Jowee Omicil est donc un saxophoniste qu’on pourrait qualifier “de jazz”, si le terme n’était pas définitivement trop court pour la musique qu’on entend sur Let’s Bash ! Cet album, son premier sur un grand label (le français Jazz Village), a été enregistré en cinq jours en Provence aux studios La Buissonne, lors de sessions longues, tumultueuses et prolifiques. En réalité, le groupe est sorti de studio avec la matière de sept albums. Jazz dans le processus de travail, mais finalement aussi nomade et joyeux que son leader, ouvert au funk, aux musiques latines, caribéennes, nord-africaines, orientales, et au voyage dans le temps pour évoquer la poésie burlesque de Charlie Chaplin, les mélodies toutes simples et inoubliables de Sidney Bechet, les temps anciens où le jazz était la musique populaire (comme le hip-hop aujourd’hui, et Jowee fait assez bien le pont entre les deux), ou encore l’Eglise. Jowee Omicil parle plusieurs langues (et il parle beaucoup), il adore en apprendre de nouvelles, et c’est comme ça aussi qu’il aborde la musique et la vie.
Il est d’abord le fils du pasteur Joseph Omicil, arrivé d’Haïti à Montréal au début des années 1970, et bientôt fondateur de la première Eglise évangélique haïtienne de la ville. Veuf, le pasteur tenait ses enfants, et voulait qu’ils fassent de la musique, pour monter un orchestre et jouer à l’église. C’est ainsi qu’à 15 ans, Jowee s’est mis au saxophone, sans rien connaître du jazz mais en ayant déjà compris que la musique, c’était d’abord du travail.
“J’étais bon à la Nintendo, le meilleur à tous les jeux après un mois ou deux, et je me suis dit ‘ma Nintendo maintenant, c’est mon instrument’. J’ai pensé comme ça et ça a payé.”
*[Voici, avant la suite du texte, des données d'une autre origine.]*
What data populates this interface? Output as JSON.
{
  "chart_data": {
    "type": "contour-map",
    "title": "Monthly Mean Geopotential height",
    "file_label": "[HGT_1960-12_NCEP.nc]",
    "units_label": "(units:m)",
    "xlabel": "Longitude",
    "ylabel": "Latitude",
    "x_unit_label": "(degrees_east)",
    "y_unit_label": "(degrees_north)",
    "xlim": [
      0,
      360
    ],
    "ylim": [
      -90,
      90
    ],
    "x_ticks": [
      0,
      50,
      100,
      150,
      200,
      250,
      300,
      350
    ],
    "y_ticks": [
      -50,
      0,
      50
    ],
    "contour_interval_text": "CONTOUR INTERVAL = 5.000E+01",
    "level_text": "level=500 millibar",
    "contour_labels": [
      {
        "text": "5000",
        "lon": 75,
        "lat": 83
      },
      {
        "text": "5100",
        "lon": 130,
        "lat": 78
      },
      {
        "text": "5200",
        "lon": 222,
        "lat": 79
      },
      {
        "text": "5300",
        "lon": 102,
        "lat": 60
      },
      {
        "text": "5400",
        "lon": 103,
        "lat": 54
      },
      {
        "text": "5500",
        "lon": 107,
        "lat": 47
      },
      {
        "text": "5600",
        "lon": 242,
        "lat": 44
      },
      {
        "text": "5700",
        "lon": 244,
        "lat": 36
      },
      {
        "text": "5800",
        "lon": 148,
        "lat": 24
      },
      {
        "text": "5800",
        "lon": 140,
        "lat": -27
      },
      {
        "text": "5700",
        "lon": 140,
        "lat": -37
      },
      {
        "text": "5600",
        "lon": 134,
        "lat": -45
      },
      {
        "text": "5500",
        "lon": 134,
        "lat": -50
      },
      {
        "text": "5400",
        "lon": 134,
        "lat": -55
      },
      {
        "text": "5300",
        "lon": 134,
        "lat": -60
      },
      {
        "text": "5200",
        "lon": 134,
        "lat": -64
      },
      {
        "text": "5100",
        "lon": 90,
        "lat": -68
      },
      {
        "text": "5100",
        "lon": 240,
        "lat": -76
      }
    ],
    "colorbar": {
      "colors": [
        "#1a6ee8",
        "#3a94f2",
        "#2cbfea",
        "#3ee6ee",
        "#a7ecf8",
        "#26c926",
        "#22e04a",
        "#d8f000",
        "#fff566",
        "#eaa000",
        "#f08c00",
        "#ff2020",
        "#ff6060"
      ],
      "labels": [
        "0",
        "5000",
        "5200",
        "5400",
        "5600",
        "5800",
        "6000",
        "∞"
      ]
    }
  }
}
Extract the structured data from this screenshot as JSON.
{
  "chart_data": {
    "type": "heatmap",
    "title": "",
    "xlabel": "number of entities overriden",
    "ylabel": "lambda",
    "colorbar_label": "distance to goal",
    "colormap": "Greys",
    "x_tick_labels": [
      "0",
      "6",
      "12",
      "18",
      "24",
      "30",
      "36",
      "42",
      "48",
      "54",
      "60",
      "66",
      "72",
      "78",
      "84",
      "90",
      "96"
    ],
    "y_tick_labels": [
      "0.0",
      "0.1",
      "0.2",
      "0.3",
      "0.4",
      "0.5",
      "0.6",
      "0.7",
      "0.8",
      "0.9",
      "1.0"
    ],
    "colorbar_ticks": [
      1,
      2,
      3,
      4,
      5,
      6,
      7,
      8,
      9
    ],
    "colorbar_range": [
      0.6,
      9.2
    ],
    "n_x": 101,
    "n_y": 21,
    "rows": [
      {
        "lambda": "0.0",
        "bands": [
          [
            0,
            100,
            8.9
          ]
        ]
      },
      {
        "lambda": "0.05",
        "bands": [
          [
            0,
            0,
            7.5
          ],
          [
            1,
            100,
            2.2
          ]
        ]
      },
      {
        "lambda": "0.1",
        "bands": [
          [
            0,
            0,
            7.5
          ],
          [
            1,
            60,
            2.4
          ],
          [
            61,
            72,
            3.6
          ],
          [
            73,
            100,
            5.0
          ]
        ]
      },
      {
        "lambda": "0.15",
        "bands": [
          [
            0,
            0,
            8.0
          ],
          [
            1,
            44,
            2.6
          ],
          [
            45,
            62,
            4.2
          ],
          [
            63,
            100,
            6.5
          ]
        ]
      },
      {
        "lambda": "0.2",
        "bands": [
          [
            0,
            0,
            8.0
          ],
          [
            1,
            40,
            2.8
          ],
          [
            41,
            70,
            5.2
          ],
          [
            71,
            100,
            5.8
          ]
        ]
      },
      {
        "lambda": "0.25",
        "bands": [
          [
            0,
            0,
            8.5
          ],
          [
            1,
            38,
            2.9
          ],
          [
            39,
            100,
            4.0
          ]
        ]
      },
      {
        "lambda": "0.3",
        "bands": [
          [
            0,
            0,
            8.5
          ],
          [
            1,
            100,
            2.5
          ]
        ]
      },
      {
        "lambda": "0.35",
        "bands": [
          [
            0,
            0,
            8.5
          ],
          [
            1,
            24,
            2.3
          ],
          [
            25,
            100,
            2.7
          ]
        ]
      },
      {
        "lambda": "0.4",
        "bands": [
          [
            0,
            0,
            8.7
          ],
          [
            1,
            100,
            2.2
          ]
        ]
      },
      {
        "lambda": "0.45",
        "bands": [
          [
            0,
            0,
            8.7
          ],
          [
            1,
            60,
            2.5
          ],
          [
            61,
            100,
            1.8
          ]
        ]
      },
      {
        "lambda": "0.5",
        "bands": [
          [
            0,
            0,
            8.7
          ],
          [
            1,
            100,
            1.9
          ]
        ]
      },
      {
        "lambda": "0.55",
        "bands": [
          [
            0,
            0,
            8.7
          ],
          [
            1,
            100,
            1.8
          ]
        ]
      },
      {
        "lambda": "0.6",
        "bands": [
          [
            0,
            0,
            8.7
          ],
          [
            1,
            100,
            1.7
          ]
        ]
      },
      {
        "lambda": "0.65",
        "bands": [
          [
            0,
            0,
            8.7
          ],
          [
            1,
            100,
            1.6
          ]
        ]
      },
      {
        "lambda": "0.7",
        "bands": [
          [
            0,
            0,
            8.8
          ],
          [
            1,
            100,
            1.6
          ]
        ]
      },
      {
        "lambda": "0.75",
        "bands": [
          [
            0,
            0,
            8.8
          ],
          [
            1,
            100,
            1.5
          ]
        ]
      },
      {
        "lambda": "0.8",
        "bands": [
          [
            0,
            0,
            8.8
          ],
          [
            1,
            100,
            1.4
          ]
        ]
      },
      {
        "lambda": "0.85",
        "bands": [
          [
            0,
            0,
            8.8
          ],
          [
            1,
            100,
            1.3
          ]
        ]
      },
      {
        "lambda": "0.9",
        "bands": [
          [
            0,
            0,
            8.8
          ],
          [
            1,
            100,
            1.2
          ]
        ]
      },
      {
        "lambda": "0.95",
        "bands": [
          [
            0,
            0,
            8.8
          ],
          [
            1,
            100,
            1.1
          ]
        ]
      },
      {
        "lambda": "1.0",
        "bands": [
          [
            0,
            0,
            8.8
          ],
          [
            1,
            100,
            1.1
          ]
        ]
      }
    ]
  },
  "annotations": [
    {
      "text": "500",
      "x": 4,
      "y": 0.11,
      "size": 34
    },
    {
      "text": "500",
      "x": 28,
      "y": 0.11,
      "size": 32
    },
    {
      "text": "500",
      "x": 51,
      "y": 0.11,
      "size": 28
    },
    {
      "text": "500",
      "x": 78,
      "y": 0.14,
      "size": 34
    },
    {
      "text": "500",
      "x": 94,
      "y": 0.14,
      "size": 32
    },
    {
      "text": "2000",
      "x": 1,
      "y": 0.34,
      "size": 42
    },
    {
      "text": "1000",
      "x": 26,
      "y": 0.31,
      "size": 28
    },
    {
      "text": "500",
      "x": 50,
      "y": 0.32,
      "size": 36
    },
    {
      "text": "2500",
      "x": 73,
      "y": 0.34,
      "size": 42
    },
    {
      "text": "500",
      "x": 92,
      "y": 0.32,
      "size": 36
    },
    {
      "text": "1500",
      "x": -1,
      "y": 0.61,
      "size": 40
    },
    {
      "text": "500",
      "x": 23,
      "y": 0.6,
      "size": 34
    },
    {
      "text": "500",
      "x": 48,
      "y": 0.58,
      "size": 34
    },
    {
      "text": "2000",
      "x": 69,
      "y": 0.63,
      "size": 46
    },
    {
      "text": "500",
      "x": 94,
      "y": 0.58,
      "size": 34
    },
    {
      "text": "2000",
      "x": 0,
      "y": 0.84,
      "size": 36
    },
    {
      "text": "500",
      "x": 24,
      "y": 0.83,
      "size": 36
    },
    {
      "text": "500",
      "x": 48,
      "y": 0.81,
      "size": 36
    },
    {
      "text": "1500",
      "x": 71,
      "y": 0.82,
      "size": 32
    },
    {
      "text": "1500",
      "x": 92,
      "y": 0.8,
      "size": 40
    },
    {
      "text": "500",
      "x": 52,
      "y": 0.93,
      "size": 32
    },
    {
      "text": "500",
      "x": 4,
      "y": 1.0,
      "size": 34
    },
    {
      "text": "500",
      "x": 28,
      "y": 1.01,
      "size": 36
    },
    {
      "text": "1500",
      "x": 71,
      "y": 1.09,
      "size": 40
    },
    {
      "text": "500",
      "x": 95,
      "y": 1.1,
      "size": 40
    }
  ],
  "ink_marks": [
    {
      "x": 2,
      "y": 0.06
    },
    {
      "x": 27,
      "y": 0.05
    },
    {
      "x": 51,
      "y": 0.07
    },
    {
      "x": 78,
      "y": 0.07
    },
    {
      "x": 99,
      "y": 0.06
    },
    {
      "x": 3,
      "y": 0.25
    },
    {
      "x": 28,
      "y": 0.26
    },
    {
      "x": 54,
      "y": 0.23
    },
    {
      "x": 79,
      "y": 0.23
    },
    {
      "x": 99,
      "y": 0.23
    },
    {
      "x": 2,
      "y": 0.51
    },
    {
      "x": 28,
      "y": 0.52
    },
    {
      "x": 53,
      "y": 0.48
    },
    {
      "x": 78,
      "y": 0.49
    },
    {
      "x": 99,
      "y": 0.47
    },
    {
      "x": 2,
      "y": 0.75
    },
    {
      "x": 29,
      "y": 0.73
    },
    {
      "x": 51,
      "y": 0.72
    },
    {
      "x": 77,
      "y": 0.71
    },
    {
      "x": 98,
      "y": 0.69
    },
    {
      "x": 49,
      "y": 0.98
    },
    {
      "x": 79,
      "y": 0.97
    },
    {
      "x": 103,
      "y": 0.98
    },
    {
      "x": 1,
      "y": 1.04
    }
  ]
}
Vite embauché avec son frère pour jouer dans les églises, mais aussi les fanfares, les mariages et les réceptions, Jowee quitte Montréal pour rejoindre le Berklee College of Music de Boston. Où il apprend, puis enseigne. Il joue avec plein de gens, puis part en tournée avec le groupe funk de Roy Hargrove (The RH Factor), un de ses mentors, qui lui dit un jour : “Jowee, c’est bien tout ça, mais monte ton propre groupe.” Et c’est ainsi qu’au début des années 2000, Jowee Omicil atterrit à New York, et nous avec lui quelque quinze ans plus tard, pour commencer par le début : en retournant à l’école.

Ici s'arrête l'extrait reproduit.